Many people don’t think that software engineers write much other than incomprehensible letters strung together to create code.

Not so, says Allison Kaptur ‘05, a software engineer who has worked at Dropbox and is now with Pilot.com, a bookkeeping platform.

“I do a lot of writing,” says Kaptur. “I have to put together documents that are intended to describe a problem and help convince my colleagues that we need to tackle it, and my writing must be persuasive.”

“Writing and finding my voice was a skill I learned at Colorado Academy.”

‘You weren’t forced to specialize in one thing’

While Kaptur honed her writing skills in CA’s English classes, she also gives partial credit for her writing prowess to someone unexpected: her volleyball coach, Guy Garcia. As part of “an experiment,” Coach Garcia had his players write an essay after a match. It was only supposed to be a one-time assignment, but Kaptur didn’t exactly follow that instruction.

“I did it for the entire season,” says Kaptur. “It was partly personally reflective and partly to write about how we performed as a team.”

“Coach Garcia didn’t understand why I kept turning in essays all season,” says Kaptur, laughing.

At six feet, she was a natural on the hard court and tennis court. She graduated with 11 letters in basketball, volleyball, and tennis. That’s not all. Kaptur also participated in theater. The chance to both play sports and explore her thespian side was, in Kaptur’s words, “very CA.”

In fact, during her Junior year, she and a few other girls were on the Volleyball team and also cast in the play, The Laramie Project. The team made it to regionals, and the big game was scheduled for a Saturday night—the same night as the play. Rather than force the girls to choose between sports and arts, her coach called the director, Stephen Scherer, and the performance was moved to Sunday.

“I can’t imagine that happening anywhere else,” says Kaptur. “I valued that [at CA], you weren’t forced to specialize in one thing.”

‘Whatever lights your fire’

When she started at Yale University in 2005, she found that, as an astronomy and physics major and Division I Volleyball player, there were fewer chances to explore. She admits, “everything was kicked up several notches in intensity.” But still she says, “CA set me up for success.”

She again credits athletics for helping her develop an internal moxie. Coaches expected players to try their best, knowing full well they weren’t always going to prevail. After a loss, Kaptur recalls the coaches giving players a fleeting chance to bemoan a poor showing, and then it was back to practice the next day. Those resiliency lessons sank in, and Kaptur, despite an incredibly grueling college schedule, excelled in astronomy and physics and her chosen sport. One highlight: Kaptur posted 13 kills in Yale’s five-game win over Dartmouth during the 2007 season, a career high.

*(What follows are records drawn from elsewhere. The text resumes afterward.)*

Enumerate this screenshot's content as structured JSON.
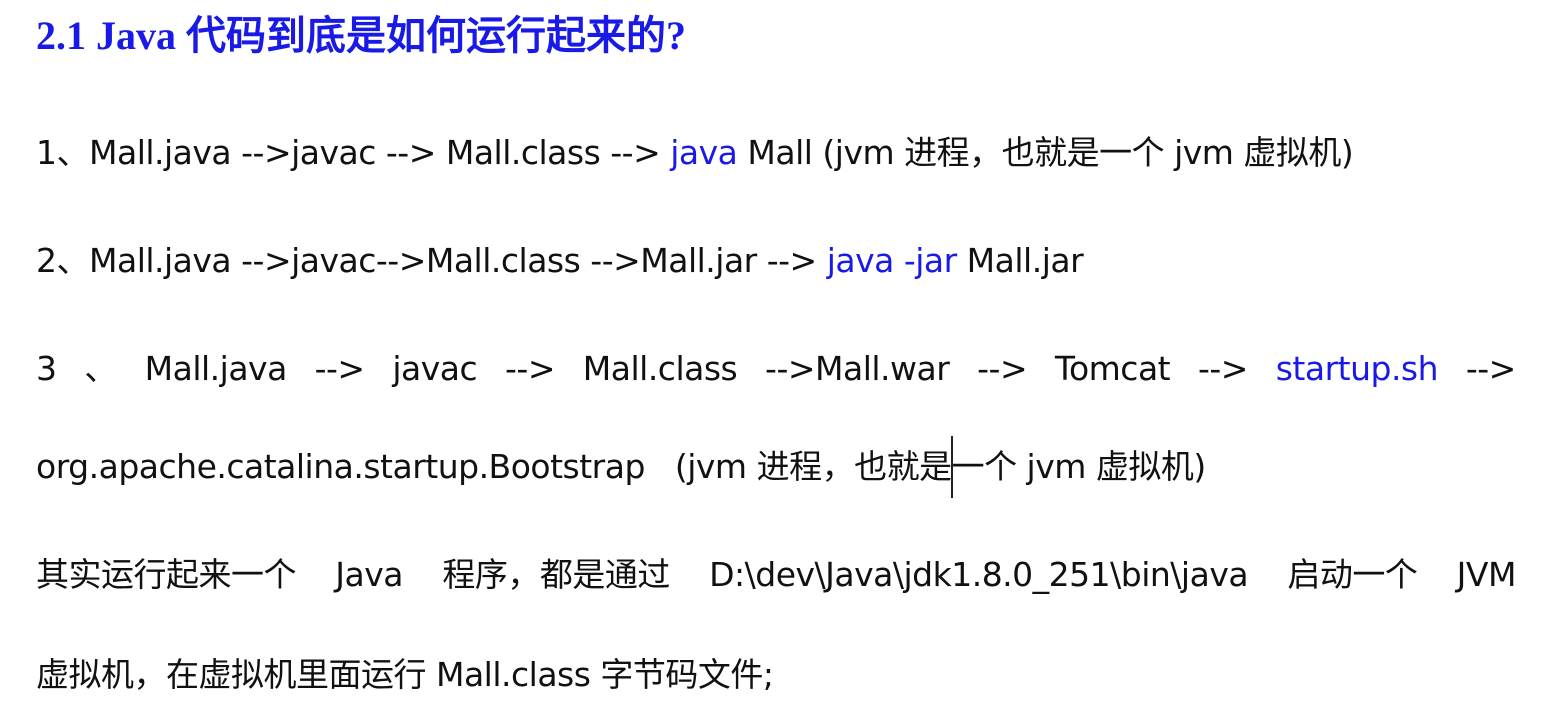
{
  "heading": "2.1  Java 代码到底是如何运行起来的?",
  "line1": {
    "prefix": "1、Mall.java -->javac --> Mall.class --> ",
    "highlight": "java",
    "suffix": " Mall (jvm 进程，也就是一个 jvm 虚拟机)"
  },
  "line2": {
    "prefix": "2、Mall.java -->javac-->Mall.class -->Mall.jar --> ",
    "highlight": "java -jar",
    "suffix": " Mall.jar"
  },
  "line3": {
    "tokens": [
      "3",
      "、",
      "Mall.java",
      "-->",
      "javac",
      "-->",
      "Mall.class",
      "-->Mall.war",
      "-->",
      "Tomcat",
      "-->"
    ],
    "highlight": "startup.sh",
    "end": "-->"
  },
  "line4": "org.apache.catalina.startup.Bootstrap   (jvm 进程，也就是一个 jvm 虚拟机)",
  "line5": {
    "tokens": [
      "其实运行起来一个",
      "Java",
      "程序，都是通过",
      "D:\\dev\\Java\\jdk1.8.0_251\\bin\\java",
      "启动一个",
      "JVM"
    ]
  },
  "line6": "虚拟机，在虚拟机里面运行 Mall.class 字节码文件;",
  "colors": {
    "heading": "#1a1ae6",
    "highlight": "#1a1ae6",
    "text": "#111111",
    "background": "#ffffff"
  }
}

Her major was “fascinating,” says Kaptur, but she sensed that pursuing a career in astronomy and physics lacked urgency. She saw too many brilliant professors toiling away for years, writing grant proposals and unable to truly effect change.

So, after graduating, she took a job with an equity research start-up based in New Haven, Conn. Mind you, this was 2009. Financial markets were booming until they weren’t. Still Kaptur says, “it was interesting,” but ultimately not the right fit.

In 2012, she applied to The Recurse Center in New York to study programming. The unique program offers no curriculum and requires no tests. Students take on projects based on “whatever lights your fire.” She was hired by Recurse after completing the course and stayed for three years before moving to San Francisco to work for the file hosting service, Dropbox, a true start-up complete with ping pong tables, happy hours, and bean bags. She stayed for two years before moving to her current employer, pilot.com.

‘No one has done great work on something they hate’

She says that because pilot.com is a small company (she’s employee number 5 of 50), she has a strong sense of why her work is important to the company.

“I’m fewer steps removed from whether the company succeeds or fails, and I’m writing software that allows bookkeepers to work more efficiently,” says Kaptur. Regardless, the most important thing to Kaptur is the fact that she is always improving her skills and solving problems every day.

“No one has done great work on something they hate,” says Kaptur, who encourages more women to enter the software engineering field. All too often, she hears from women who hesitate to choose a tech track career, because they are under the impression that coding isn’t a social career or that they’ve somehow missed the window, because they haven’t spent their formative years in front of a screen devoted to programming.

In these cases, she reminds them that software engineering is challenging and creative, and it is a career they can dive into and explore at any point in their lives.

It’s similar, she says, to her experience at CA when coaches and teachers, like Ruth Larson and the late Richard Kelly, were always supportive, always encouraging.

“At CA, I felt like everyone was in my corner,” says Kaptur.